Дни стоят такие тёплые, такие светлые, что мы, маленькие солнцееды, живущие на дне Чёрной балки, убеждены, что лето вернулось, и скоро потеплеет река, и мы снова начнём купаться.
Мы с Мотеле ищем старых калош. Желание заработать заставляет нас поднимать глубокие пласты мусора.
Мы до того измазаны, до того грязны, что даже наши товарищи по свалке смеются над нами.
-- Если бы вы, -- говорит один из них, -- не были бы евреями, вас можно было бы принять за свиней...
Нам не везёт: трудимся напрасно. Калоши, видимо, вывелись. Я в отчаянии. Досада гложет меня. Я так уверял товарища, что мы весь Житомир засыпем арабскими мячами, что мы будем сыты доотказа, что нас взрослые станут уважать, а в результате -- ни одной старой калоши...
И вдруг новое предприятие. Наверху Чёрной балки, на самом краю обрыва, неожиданно появляются два гимназистика, и в одном из них я узнаю Иоселе Розенцвейга.
-- Як тебе! -- кричит сверху Розенцвейг.
В голосе слышатся слёзы, и я лечу к нему.
-- На нас напали первоклассники... Избили и кепки ногами измяли...
Йоселе плачет. Кепки у обоих изрядно пострадали.

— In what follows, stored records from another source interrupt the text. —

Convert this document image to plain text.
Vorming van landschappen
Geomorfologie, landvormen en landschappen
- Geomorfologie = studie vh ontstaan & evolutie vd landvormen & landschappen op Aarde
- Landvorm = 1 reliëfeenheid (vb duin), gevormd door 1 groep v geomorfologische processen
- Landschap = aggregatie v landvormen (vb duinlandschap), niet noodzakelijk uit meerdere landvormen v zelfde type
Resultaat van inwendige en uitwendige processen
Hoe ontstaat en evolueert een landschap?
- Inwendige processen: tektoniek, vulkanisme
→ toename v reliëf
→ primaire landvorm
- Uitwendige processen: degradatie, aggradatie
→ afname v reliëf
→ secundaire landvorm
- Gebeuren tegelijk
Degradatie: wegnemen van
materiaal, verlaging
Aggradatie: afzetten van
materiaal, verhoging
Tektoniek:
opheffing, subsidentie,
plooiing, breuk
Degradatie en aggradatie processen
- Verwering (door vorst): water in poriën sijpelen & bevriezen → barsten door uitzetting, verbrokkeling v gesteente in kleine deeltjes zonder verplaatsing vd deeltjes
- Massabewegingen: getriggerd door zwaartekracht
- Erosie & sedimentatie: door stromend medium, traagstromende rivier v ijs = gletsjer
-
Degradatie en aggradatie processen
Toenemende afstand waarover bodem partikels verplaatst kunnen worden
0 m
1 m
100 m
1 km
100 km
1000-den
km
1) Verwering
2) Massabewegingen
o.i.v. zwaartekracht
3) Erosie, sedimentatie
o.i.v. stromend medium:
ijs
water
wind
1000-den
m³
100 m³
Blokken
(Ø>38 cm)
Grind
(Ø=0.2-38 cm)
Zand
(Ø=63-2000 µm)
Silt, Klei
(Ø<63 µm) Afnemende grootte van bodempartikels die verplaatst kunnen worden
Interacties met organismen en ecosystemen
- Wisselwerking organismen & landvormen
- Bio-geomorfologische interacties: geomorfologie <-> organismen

Мною овладевает желание подраться.
-- А где они?
-- На Чудновской улице... Спрятались и ждут нас...
-- Сколько их?
-- Шестеро...
Пробегаю глазами по моей армии. Кроме меня и Мотеле, имеется ещё Срулик -- сын сапожника, хорошо на кулачках дерётся.
А вот ещё Лейбеле -- сын печника, крепкий бутуз, грудастый и здоров бороться.
-- Кто на выручку? -- спрашиваю я.
Все согласны. План придуман быстрый и простой: Йоселе с товарищем идут по Чудновской улице, а мы, как будто посторонние, шагаем по другой стороне и даже не глядим на них.
Драка завязывается немедленно, как только вступаем на Чудновскую улицу. Из ворот первого дома выбегает небольшая кучка гимназистов, вооружённых линейками.